Proposer de nouvelles modalités de couverture
« L’industrie de l’assurance doit faire évoluer ses offres et proposer de nouvelles modalités de couverture », estime Pierre Picard, « le secteur est conscient de l’enjeu. D’une certaine manière, le risque cyber - à une moindre échelle (pour l’instant) - lui a déjà donné l’occasion d’en mesurer l’importance. Mais lors de la pandémie, les assureurs ont eu une position très conservatrice, voire défensive ». S'appuyer sur un pool d'assureurs, avec une indemnisation garantie par l'État au-delà d'engagements limités des assureurs, lui semble être « une fausse route » : « on entre là dans une confusion entre assurance et assistance ».

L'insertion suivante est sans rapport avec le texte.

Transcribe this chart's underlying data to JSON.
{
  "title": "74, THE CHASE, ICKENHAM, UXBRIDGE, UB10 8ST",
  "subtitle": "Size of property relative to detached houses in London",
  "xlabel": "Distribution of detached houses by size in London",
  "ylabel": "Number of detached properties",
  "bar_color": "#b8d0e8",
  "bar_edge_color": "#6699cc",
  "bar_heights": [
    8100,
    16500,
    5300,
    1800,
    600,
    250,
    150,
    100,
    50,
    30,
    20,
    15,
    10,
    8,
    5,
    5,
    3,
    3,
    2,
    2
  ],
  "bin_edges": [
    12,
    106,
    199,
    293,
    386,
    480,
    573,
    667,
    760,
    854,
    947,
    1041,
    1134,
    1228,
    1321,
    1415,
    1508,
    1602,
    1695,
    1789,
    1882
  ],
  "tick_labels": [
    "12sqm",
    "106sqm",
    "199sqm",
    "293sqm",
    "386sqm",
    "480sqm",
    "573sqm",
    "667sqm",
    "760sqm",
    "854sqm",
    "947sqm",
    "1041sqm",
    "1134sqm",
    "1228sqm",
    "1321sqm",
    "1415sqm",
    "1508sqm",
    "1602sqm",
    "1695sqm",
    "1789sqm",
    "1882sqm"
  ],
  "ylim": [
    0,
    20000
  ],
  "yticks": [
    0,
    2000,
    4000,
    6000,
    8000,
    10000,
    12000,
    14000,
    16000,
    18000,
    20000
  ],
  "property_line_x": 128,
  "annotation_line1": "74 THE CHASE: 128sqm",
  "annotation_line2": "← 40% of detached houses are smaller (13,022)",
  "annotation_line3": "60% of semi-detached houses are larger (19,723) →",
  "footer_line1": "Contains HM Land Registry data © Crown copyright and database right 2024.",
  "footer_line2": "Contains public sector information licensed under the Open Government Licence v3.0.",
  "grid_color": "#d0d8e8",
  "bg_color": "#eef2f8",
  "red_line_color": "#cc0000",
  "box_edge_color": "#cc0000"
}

Recourir aux mécanismes de capitalisation
Le professeur d’économie propose au contraire de changer en quelque sorte de paradigme. L’idée serait de passer par des mécanismes de capitalisation particulièrement utiles, selon lui, dans le cadre d’un risque systémique, l’État jouant un rôle incitatif via des avantages fiscaux. « Les assureurs doivent davantage s’inspirer des outils financiers comme ils le font en assurance vie et privilégier de nouvelles formes de coopération entre banques et assurances. Ce type de mécanismes qu’utilisent au quotidien les fonds d’investissements permettrait de jouer sur l’hétérogénéité de l’exposition des secteurs de l’économie au risque de pandémie. Il aurait aussi l’avantage pour l’entreprise souscriptrice de pouvoir récupérer dans une certaine mesure son capital s’il n’y a pas eu de pandémie », détaille Pierre Picard.